Article
Are you Forecasting and Managing Actual Wildfire Risk?

To protect infrastructure and communities in an increasingly wildfire-prone environment, utilities need a new approach.
Knowing that conditions are hot, dry, and windy is useful. But for an electric utility trying to protect its infrastructure and the communities it serves, it is not enough. Weather conditions describe the environment. They do not tell you which of your assets is most likely to cause an ignition, where a resulting fire would travel, or how many people and structures could be in its path.
That distinction, between knowing conditions and understanding consequence, is at the center of how leading utilities are rethinking wildfire risk management.
The Limits of Weather-Centric Risk Assessment
Red Flag Warnings and standard weather forecasts are essential inputs for situational awareness. No utility should ignore them. But they were designed to serve a broad public safety function, not to drive circuit-level operational decisions.

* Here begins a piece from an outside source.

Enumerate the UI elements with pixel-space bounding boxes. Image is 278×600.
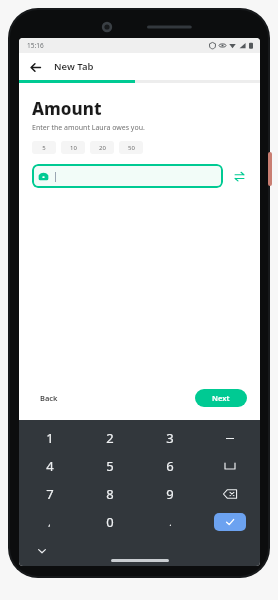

The core limitation is one of translation. A forecast tells you that wind speeds will reach 40 mph and relative humidity will drop to 10 percent. What it does not tell you is which specific assets in your service territory are most exposed under those conditions, how a fire starting at any one of those assets would behave given local fuels and terrain, or what the potential impact to structures, roads, and populations would be if that fire spread.
For utilities of any size, making operational decisions without that layer of analysis means working with incomplete information. For smaller utilities with limited staff and budgets, it also means that every response, whether deploying crews, initiating a PSPS, or accelerating vegetation management, carries more risk of being either too broad or too narrow.
What Consequence-Driven Risk Assessment Looks Like
The utilities closing this gap are doing so by integrating weather forecast data with fire behavior modeling that is specific to their service territory. Rather than waiting for a warning and then reacting, they are running simulations days in advance that account for forecasted weather, local fuel moisture and fuel type, topography, and asset locations.
The output is not a general risk level. It is a granular, asset-by-asset view of where ignition potential is elevated, where a fire starting from a specific asset would likely spread, and what the potential consequences of that spread would be in terms of structures, population, and infrastructure at risk.
That level of specificity changes how decisions get made. A utility that knows three specific circuits in its territory will carry elevated ignition risk on Thursday can pre-position crews, prioritize inspections on those circuits, notify affected customers, and make a more informed and defensible PSPS decision if conditions warrant it. A utility relying on a regional weather warning alone is making those same decisions with far less to stand on.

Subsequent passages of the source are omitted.